Q What is the difference between LEED and Living Building Challenge standards, and how does the IES work with them?

A LEED is the predominant certified program, and its standards recognize projects that go beyond [building] code of a certain percentage. If you are aiming for the highest level of LEED certification, platinum, a building is not really sustainable. He would still use fossil fuels. He would still use chemicals of known concern that could be avoided.

In response to this, an architect named Jason McLennan devised the next step, which he called “living certification,” which would take all of these equipment attributes to logical and sustainable extremes. … It has a fraction of the marketing share that LEED does, but it’s a living and growing market, and it’s really the market that we serve.

For the first six or seven years of IES, we mostly worked on LEED with a bit of living building mixed in. … The part where we really developed our expertise is in the selection of materials.

Q How are you doing that?

A A typical construction project, like the projects we did at Williams College, ends up using between 600 and 1,000 materials, ranging from drywall and primer to tiles and windows. For each of these products, we contact a manufacturer to find out what the chemical ingredients are so that we can understand what chemicals are being brought to the site and installed that would impact occupants.

In 2011 we worked on the Williams Environmental Center, and in 2013 and 2014 we constructed two buildings in Amherst – one at Hampshire College and another for the Hitchcock Center for the Environment.

We realized that we were doing a lot of research and storing this information on a spreadsheet. It was neither effective [nor] full. So for internal purposes, we started developing a database to track all the research we were doing so that we could easily access it for the next project that we did. We called this Red2Green.
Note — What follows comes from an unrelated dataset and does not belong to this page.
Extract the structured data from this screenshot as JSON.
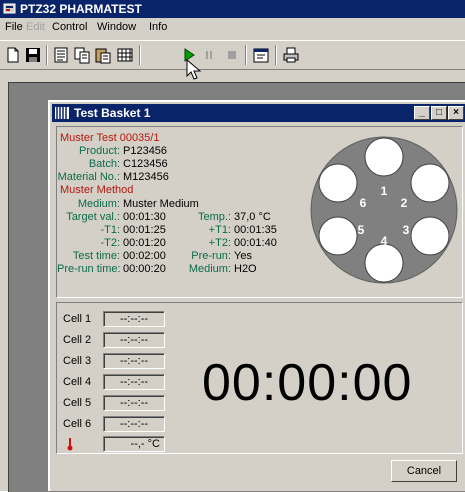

Q Explain to me the process you use to determine the best materials for each project.

A We work with architects. They are responsible for the structure and finishes of a room.

The first question is: what do they need? How simple can their material palette be? They will determine the appearance and performance of the space, and we will determine what the flooring will be, what will be on the walls. They will determine the appearance and performance of the space and we will understand from them what types of products they are considering.

It can be something as boring as acoustic ceiling tiles or as exciting as reclaimed wood flooring. We think of these guys as having better and worse options. … It’s really a series of a thousand decisions to ask what is the best project to meet the needs of the project.

Q How does a building constructed to green building standards compare to a building that is not?

A Harvard has done a number of studies which show that people have greater critical thinking skills when they are not in the presence of harmful chemicals or high levels of carbon dioxide. Typical building contaminants hamper human thinking. So we come up with the idea that a lot of these contaminants can be avoided in construction so that they have no effect on the occupants because they just aren’t there.

Q If you didn’t do this, what do you think you would be doing for a living?

A Oh darn. If you had asked me five years ago if I would like to do business development, speak at conferences and sell software, I would have answered, “No way”. But, I would be sad if I didn’t do this job. The whole team comes here, and it’s our job to make the world a better place every day. It’s hard to argue with that.